The program influenced museum hiring and acquisition policies at institutions including MCA Chicago, SFMOMA, and National Gallery of Art as well as curriculum reforms at Yale School of Art, RISD, Pratt Institute, Cooper Union, and Barnard College. It seeded networks connecting alumni to curatorial posts at Tate Britain, Hamburger Bahnhof, and policy roles in arts councils like NEA. Scholarship by historians at Smithsonian Institution, Getty Research Institute, and The Metropolitan Museum of Art archives has traced lines from the program to contemporary movements involving participants in Black Lives Matter-adjacent art activism, collaborative pedagogy at Goldsmiths, and intersectional projects led by researchers affiliated with Columbia University and UC Berkeley.

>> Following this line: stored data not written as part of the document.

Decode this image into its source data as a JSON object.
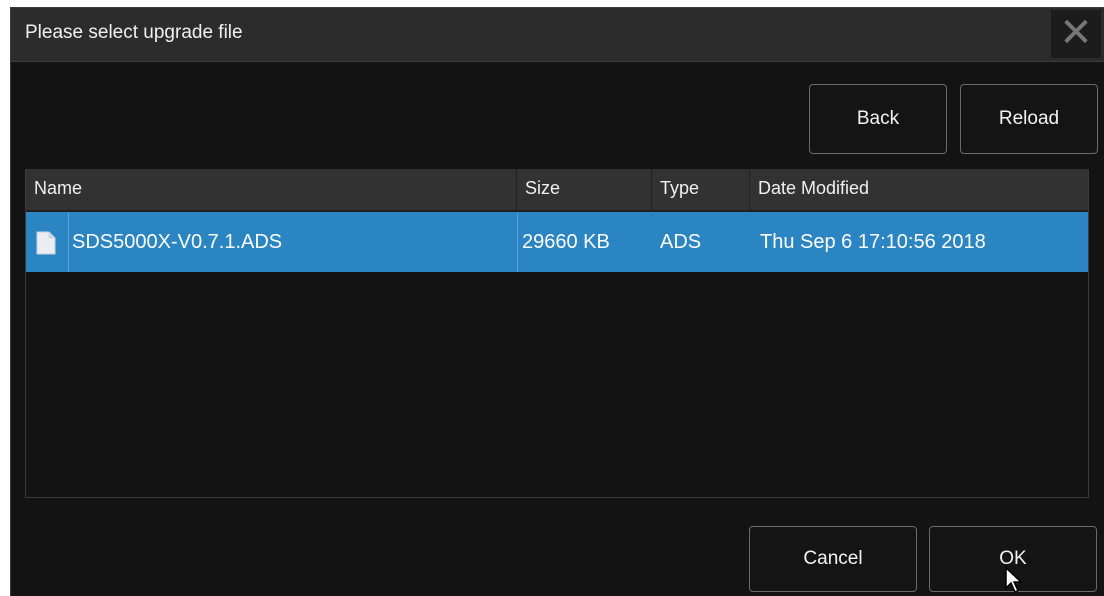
{
  "dialog": {
    "title": "Please select upgrade file",
    "close_icon": "close-icon"
  },
  "toolbar": {
    "back_label": "Back",
    "reload_label": "Reload"
  },
  "table": {
    "columns": [
      "Name",
      "Size",
      "Type",
      "Date Modified"
    ],
    "rows": [
      {
        "icon": "file-icon",
        "name": "SDS5000X-V0.7.1.ADS",
        "size": "29660 KB",
        "type": "ADS",
        "date": "Thu Sep 6 17:10:56 2018",
        "selected": true
      }
    ]
  },
  "footer": {
    "cancel_label": "Cancel",
    "ok_label": "OK"
  },
  "colors": {
    "selection": "#2b85c2",
    "background": "#131313",
    "header": "#323232"
  }
}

Critiques emerged from scholars and artists associated with bell hooks, Angela Davis, and Cherríe Moraga who argued about representation, inclusivity, and the centering of certain figures over others; debates occurred in journals like Artforum, October, and Women & Performance. Controversies included disputes over authorship reminiscent of legal battles involving estates represented in cases at Second Circuit and editorial disagreements with publishers such as Routledge and MIT Press. Internal tensions paralleled critiques launched by activists in ACT UP and community organizers linked to Asian American Arts Centre and El Museo del Barrio about access for women of color, trans artists, and artists from Indigenous communities.